Puis, vers la gauche, des arbres plus espacés, des amandiers au feuillage grêle, laissaient le soleil mûrir à terre des citrouilles pareilles à des lunes tombées. Il y avait aussi, au bord d'un ruisseau qui traversait le verger, des melons couturés de verrues, perdus dans des nappes de feuilles rampantes, ainsi que des pastèques vernies, d'un ovale parfait d'oeuf d'autruche. A chaque pas, des buissons de groseilliers barraient les anciennes allées, montrant les grappes limpides de leurs fruits, des rubis dont chaque grain s'éclairait d'une goutte de jour. Des haies de framboisiers s'étalaient comme des ronces sauvages; tandis que le sol n'était plus qu'un tapis de fraisiers, une herbe toute semée de fraises mûres, dont l'odeur avait une légère fumée de vanille.

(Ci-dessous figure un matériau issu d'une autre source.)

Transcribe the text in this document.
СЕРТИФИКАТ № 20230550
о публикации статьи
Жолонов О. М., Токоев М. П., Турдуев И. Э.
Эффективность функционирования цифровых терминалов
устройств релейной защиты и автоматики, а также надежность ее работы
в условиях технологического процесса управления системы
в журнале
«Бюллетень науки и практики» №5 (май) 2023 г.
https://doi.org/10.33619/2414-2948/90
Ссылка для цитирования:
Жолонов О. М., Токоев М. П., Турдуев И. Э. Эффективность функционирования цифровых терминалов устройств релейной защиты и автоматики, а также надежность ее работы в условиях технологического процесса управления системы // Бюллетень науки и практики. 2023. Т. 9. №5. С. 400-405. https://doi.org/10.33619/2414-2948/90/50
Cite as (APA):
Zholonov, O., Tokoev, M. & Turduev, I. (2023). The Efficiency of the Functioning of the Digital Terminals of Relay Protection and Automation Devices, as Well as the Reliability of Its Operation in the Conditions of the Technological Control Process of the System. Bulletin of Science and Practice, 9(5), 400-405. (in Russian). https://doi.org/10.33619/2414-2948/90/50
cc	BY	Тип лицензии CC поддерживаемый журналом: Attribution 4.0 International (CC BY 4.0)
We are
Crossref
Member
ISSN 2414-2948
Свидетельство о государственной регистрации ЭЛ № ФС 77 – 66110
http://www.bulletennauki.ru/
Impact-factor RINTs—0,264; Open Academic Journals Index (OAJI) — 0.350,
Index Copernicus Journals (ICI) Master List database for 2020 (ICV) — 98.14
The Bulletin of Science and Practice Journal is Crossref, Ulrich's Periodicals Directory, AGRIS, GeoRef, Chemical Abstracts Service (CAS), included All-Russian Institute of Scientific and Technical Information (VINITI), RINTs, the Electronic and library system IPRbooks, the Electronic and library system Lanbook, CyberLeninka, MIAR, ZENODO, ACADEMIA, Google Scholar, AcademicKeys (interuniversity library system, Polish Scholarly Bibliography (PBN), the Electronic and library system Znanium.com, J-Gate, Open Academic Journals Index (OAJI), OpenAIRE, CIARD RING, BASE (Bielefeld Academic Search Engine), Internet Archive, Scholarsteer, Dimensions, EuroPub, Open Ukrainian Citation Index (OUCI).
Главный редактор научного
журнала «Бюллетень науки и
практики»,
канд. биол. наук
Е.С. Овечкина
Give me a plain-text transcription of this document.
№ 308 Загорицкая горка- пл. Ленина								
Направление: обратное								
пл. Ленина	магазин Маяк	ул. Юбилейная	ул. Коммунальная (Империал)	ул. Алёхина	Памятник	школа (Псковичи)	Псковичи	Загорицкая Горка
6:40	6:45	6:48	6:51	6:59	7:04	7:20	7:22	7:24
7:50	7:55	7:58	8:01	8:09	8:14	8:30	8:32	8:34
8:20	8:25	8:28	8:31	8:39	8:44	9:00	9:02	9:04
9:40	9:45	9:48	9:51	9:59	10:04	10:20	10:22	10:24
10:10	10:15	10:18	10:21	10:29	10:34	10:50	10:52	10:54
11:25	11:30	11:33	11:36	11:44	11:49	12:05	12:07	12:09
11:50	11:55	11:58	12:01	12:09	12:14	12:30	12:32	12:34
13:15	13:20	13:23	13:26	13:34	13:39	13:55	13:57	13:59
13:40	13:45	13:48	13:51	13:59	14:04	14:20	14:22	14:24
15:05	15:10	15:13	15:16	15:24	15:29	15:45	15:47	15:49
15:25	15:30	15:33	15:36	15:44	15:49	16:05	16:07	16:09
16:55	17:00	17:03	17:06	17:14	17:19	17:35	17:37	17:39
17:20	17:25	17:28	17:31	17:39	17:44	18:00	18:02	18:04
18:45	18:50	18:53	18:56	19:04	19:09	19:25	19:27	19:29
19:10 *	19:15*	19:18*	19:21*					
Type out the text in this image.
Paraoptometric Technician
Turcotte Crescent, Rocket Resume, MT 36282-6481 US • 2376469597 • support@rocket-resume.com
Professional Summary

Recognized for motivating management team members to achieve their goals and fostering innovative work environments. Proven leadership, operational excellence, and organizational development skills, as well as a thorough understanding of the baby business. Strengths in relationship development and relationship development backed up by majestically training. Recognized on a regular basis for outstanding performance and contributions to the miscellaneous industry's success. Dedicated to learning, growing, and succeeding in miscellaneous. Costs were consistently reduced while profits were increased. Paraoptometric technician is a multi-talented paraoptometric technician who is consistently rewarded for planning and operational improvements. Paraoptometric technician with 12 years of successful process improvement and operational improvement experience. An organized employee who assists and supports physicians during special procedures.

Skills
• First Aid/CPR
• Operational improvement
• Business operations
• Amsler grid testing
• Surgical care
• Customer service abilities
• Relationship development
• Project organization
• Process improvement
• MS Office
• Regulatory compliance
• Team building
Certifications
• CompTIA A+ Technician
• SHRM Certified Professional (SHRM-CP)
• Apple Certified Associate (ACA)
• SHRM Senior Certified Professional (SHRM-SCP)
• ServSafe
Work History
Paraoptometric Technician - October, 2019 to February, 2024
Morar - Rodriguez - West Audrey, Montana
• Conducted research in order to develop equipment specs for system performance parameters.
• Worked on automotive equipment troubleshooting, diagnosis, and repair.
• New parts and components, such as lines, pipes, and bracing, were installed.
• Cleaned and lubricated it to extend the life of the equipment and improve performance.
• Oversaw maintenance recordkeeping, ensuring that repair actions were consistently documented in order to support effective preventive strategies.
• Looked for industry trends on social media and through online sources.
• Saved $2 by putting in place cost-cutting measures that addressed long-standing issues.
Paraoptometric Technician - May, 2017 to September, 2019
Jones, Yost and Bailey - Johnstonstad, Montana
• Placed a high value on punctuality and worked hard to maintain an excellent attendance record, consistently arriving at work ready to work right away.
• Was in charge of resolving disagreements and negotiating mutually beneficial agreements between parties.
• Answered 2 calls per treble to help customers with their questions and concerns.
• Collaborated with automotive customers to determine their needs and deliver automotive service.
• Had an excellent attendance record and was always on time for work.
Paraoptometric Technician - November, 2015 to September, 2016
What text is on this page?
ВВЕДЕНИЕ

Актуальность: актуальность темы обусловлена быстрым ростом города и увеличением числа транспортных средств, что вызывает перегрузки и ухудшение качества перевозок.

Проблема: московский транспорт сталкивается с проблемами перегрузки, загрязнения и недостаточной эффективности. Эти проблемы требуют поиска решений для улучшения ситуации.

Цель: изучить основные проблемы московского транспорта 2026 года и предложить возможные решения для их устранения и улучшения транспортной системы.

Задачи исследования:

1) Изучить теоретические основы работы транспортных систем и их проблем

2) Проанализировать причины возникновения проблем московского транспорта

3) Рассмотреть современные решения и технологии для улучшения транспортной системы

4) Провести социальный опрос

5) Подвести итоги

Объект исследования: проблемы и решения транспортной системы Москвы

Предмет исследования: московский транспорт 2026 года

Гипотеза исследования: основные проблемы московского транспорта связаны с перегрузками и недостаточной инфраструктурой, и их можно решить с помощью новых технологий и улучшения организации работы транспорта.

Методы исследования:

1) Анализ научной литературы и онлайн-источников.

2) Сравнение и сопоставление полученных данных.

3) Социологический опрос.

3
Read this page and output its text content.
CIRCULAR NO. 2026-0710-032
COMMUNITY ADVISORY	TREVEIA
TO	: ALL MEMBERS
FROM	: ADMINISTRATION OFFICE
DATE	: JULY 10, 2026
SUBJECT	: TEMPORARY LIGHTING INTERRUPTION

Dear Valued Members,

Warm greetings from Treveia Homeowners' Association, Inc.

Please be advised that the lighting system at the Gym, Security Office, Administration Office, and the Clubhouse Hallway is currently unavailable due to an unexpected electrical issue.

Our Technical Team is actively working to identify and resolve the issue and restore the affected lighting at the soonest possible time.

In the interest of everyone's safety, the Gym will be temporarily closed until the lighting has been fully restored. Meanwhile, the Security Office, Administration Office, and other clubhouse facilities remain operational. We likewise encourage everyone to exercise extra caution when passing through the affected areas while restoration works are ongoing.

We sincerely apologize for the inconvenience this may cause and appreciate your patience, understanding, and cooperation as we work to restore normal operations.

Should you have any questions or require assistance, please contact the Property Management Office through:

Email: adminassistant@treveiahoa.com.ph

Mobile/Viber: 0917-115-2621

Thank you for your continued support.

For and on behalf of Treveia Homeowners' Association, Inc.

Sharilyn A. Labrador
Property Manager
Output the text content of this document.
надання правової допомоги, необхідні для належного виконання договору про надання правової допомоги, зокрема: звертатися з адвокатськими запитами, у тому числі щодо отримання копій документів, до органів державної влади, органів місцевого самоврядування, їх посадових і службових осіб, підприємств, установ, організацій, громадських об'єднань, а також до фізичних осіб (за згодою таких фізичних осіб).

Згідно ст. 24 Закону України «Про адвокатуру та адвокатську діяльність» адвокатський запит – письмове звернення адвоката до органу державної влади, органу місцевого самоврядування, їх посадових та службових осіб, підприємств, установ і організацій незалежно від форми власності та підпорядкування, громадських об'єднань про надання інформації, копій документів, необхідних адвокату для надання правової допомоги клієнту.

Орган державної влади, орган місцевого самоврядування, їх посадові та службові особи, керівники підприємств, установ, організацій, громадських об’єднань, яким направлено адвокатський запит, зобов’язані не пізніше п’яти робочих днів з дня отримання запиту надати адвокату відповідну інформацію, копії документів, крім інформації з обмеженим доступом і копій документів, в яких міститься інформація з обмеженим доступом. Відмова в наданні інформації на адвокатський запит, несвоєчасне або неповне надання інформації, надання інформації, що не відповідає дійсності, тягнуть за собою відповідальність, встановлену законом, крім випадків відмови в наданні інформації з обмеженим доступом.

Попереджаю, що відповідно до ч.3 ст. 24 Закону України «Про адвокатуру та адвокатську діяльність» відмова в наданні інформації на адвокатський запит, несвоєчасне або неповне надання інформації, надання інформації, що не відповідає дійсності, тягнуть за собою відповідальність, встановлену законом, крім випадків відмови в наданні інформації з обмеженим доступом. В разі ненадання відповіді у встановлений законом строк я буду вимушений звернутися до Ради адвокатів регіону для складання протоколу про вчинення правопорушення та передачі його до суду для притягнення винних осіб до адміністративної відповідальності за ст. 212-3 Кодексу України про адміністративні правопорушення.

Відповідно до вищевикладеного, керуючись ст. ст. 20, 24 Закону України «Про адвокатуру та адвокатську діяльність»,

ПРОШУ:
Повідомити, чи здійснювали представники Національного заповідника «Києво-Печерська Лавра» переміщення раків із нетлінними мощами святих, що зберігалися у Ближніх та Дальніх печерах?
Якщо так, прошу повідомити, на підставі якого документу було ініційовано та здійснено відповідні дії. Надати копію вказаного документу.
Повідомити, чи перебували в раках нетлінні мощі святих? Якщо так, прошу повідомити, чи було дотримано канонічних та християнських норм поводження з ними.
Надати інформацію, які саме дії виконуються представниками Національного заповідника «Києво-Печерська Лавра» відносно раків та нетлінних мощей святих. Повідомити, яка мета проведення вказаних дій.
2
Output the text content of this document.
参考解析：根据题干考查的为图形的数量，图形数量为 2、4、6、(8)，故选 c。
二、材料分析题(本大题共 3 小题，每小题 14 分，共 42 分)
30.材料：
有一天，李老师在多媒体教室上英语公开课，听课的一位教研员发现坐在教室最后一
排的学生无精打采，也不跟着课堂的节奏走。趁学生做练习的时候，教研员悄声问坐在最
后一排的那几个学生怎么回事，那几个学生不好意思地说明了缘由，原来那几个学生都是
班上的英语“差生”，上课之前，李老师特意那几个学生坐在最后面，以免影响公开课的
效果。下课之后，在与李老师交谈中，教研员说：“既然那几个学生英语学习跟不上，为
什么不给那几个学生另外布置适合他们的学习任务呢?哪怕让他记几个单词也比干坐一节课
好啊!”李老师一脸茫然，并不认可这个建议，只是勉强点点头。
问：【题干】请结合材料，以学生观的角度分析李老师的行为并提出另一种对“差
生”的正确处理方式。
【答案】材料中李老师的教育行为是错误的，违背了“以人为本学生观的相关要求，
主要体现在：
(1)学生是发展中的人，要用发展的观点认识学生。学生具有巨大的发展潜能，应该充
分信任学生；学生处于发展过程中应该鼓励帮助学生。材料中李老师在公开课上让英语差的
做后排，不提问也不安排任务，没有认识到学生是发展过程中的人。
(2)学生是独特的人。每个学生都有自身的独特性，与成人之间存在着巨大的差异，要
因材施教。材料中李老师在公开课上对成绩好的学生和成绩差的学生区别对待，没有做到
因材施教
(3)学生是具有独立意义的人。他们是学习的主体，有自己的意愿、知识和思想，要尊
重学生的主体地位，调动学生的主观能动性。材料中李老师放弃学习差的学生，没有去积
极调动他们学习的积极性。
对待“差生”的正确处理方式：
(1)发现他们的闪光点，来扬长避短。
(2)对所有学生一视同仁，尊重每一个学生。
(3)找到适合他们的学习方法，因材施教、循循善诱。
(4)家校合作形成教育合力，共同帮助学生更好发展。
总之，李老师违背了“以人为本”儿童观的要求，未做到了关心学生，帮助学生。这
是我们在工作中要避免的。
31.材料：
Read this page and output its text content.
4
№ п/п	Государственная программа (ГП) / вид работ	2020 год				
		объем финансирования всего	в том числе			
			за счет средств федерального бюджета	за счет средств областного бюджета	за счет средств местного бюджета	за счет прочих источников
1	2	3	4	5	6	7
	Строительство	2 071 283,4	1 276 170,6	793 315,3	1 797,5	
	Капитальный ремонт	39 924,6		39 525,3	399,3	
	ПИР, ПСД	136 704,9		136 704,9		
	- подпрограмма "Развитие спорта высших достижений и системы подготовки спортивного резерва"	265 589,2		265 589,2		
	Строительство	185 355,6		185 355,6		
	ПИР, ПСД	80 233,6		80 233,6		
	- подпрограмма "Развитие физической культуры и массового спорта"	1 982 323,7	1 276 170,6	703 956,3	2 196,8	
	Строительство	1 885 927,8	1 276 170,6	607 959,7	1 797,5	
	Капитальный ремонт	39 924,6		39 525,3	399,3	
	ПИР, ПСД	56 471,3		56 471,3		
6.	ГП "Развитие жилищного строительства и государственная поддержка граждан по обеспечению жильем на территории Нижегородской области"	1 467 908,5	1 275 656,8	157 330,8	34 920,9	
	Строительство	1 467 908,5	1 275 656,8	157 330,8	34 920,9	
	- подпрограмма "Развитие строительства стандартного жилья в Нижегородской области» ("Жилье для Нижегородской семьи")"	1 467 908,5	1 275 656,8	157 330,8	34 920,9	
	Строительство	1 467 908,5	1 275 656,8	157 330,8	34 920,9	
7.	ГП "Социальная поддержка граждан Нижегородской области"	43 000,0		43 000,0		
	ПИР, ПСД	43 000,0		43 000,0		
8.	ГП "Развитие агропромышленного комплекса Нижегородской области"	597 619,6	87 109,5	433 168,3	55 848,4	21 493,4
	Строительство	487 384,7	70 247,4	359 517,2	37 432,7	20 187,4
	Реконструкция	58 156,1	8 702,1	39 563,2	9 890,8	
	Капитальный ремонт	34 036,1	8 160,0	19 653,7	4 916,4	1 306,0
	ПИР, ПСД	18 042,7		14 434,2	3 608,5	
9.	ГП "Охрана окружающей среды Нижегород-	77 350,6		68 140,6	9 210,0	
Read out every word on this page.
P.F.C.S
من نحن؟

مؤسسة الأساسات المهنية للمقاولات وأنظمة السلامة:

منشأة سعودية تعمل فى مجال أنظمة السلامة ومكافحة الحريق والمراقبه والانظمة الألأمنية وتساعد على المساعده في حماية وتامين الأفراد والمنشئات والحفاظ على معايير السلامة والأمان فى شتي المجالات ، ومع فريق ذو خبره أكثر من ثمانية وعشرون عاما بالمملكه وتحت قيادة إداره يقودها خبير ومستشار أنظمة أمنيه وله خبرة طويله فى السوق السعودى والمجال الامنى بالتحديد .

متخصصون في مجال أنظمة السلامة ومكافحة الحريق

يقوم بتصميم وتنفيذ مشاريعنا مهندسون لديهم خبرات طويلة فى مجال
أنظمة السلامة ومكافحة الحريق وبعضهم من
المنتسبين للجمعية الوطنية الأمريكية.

Mais le coin enchanté du verger était plus à gauche encore, contre la rampe de rochers qui commençait là à escalader l'horizon. On entrait en pleine terre ardente, dans une serre naturelle, où le soleil tombait d'aplomb. D'abord, il fallait traverser des figuiers gigantesques, dégingandés, étirant leurs branches comme des bras grisâtres las de sommeil, si obstrués du cuir velu de leurs feuilles, qu'on devait, pour passer, casser les jeunes tiges repoussant des pieds séchés par l'âge. Ensuite, on marchait entre des bouquets d'arbousiers, d'une verdure de buis géants, que leurs baies rouges faisaient ressembler à des mais ornés de pompons de soie écarlate. Puis, venait une futaie d'aliziers, d'azeroliers, de jujubiers, au bord de laquelle des grenadiers mettaient une lisière de touffes éternellement vertes; les grenades se nouaient à peine, grosses comme un poing d'enfant; les fleurs de pourpre, posées sur le bout des branches, paraissaient avoir le battement d'ailes des oiseaux des îles, qui ne courbent pas les herbes sur lesquelles ils vivent. Et l'on arrivait enfin à un bois d'orangers et de citronniers, poussant vigoureusement en pleine terre. Les troncs droits enfonçaient des enfilades de colonnes brunes; les feuilles luisantes mettaient la gaieté de leur claire peinture sur le bleu du ciel, découpaient l'ombre nettement en minces lames pointues, qui dessinaient à terre les millions de palmes d'une étoffe indienne. C'était un ombrage au charme tout autre, auprès duquel les ombrages du verger d'Europe devenaient fades: une joie tiède de la lumière tamisée en une poussière d'or volante, une certitude de verdure perpétuelle, une force de parfum continu, le parfum pénétrant de la fleur, le parfum plus grave du fruit, donnant aux membres la souplesse pâmée des pays chauds.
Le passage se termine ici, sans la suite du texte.